= Robert de Cliderhou =

Robert de Cliderhou (d. 1339?), was a Chancery clerk and pastor who was allegedly involved in the rebellion against Edward II by Thomas, Earl of Lancaster.

==Offices held==
Cliderhou belonged to a family which had been for one or two generations settled at Clitheroe in Lancashire, and he held the manor of Bayley near that town. In 1302 some land at Aighton was conveyed to him by W. de Mitton, and in 1307 he brought an action against three brothers, Ralph, William, and Geoffrey, of Bradenull, who had assaulted him when on the king's service, and had beaten him until they left him for dead. The offenders were ordered to pay him compensation. During the reigns of Edward I and Edward II he was one of the clerks of the Chancery. When he ceased to hold that office is not stated, but from the abstract of the proceedings at his trial in 1323 (Parl. Writs, i. pt. ii. 240) we learn that he had occupied it for thirty years. In 1311 he acted as one of the itinerant justices for the counties of Kent, Surrey, and Sussex, and in the following year he was summoned, as one of the clerks of the king's counsel, to a parliament held at Lincoln. Subsequently (in 1316?) he was appointed the king's escheator north of the Trent, and seems to have retained that position for about two years.

==Support for Lancaster==
===Trial===
In 1321, at the time of the outbreak of hostilities between Thomas, Earl of Lancaster, and Edward II, Cliderhou was parson of Wigan, and seems to have been an active supporter of the earl's cause. After Lancaster's defeat and execution, the king appointed Sir Robert de Malberthorpe, Sir John Stonor, Sir Hervey de Stanton, and Robert Ayleston, as commissioners to make inquisition respecting those who had been guilty of abetting the rebellion (Rolls of Parliament, ii. 406; the matter is curiously misunderstood in Baines' 'Lancashire,' ed. John Harland, ii. 172). Cliderhou was one of those who were accused by the commissioners, and he was brought to Nottingham to take his trial at Michaelmas 1323. The charges against him were that he had preached in the church of Wigan in favour of the rebel cause, telling his parishioners that they owed allegiance to the earl, and promising absolution to all who supported him; and, further, that he had sent his son, Adam de Cliderhou, and another man-at-arms, with four footsoldiers, to join the rebel army. Cliderhou is said to have met both charges with a full denial. The jury, however, found him guilty, and he was imprisoned, but afterwards released on bail, the name of his son Adam appearing in the list of sureties. In November of the same year he presented himself for judgement, and agreed to a fine of three hundred Marks.

===Redress===
He, however, retained his benefice, and in the reign of Edward III (the date is not stated) presented a petition for redress of his grievances. He did not on this occasion deny having furnished military aid to the earl, but pleaded that in this respect he had only done what was required of him by his duty to his feudal superior. With regard to the charge of advocating rebellion in the pulpit, he asserted that he had merely exhorted the people to pray for a blessing on the earl and the other barons of the kingdom, and for the deliverance of the king from "poisonous counsel". He further stated that in order to raise money to pay the penalty imposed upon him he had had to sell his land; he had paid two hundred Marks into the exchequer, besides thirty Marks to the queen's treasury, and Sir Robert de Leyburn, the High Sheriff of Lancashire, had levied upon him the remaining hundred Marks, but had never paid over the sum into the exchequer. The answer to this petition was that as Cliderhou had voluntarily agreed to the fine ("fit fin de gre") nothing could be done.

==Later career==
In another petition in parliament (also of unknown date) Cliderhou asks that the burgesses of Wigan may be restrained from holding unlicensed markets, which competed injuriously with the market on Mondays, from which the parson was authorised by royal charter to receive tolls. It was answered that the parson had his remedy at common law.
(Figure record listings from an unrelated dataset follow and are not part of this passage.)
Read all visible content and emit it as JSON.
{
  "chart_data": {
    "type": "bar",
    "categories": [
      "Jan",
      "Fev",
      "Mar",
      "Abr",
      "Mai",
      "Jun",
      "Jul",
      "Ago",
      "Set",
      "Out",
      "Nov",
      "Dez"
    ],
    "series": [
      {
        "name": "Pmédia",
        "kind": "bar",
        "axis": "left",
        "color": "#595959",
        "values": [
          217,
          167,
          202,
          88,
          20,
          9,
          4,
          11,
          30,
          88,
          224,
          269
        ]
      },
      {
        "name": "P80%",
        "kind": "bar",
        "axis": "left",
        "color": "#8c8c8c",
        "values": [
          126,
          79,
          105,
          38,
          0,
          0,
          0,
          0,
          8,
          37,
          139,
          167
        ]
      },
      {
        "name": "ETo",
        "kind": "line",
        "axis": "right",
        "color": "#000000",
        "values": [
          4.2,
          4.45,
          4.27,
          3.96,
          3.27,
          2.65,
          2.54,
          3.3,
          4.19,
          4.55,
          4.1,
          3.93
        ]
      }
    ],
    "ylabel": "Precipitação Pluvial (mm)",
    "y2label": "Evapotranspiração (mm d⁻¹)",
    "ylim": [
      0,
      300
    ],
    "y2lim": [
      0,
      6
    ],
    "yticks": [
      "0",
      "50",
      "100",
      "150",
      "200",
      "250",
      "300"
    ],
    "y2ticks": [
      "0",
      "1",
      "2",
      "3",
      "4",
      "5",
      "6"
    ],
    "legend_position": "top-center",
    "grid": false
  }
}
In 1331 he assigned to the monks of Cockersand Abbey his manor of Bayley, where he had built a chapel dedicated to St. John the Baptist. He died in or before 1339, in which year a chantry was founded at Bayley by Henry de Clyderhowe "for the repose of the soul of Robert, late rector of Wigan". Edward Foss says that in 1334 he recovered possession of some land at Clitheroe and Dinkley; but the person to whom this statement refers is another Robert de Cliderhou, who is frequently mentioned in documents belonging to the locality. As Robert was clearly a priest, it is singular that he should have had a son bearing his surname; possibly, as Foss suggests, Adam de Cliderhou may have been born before his father took orders.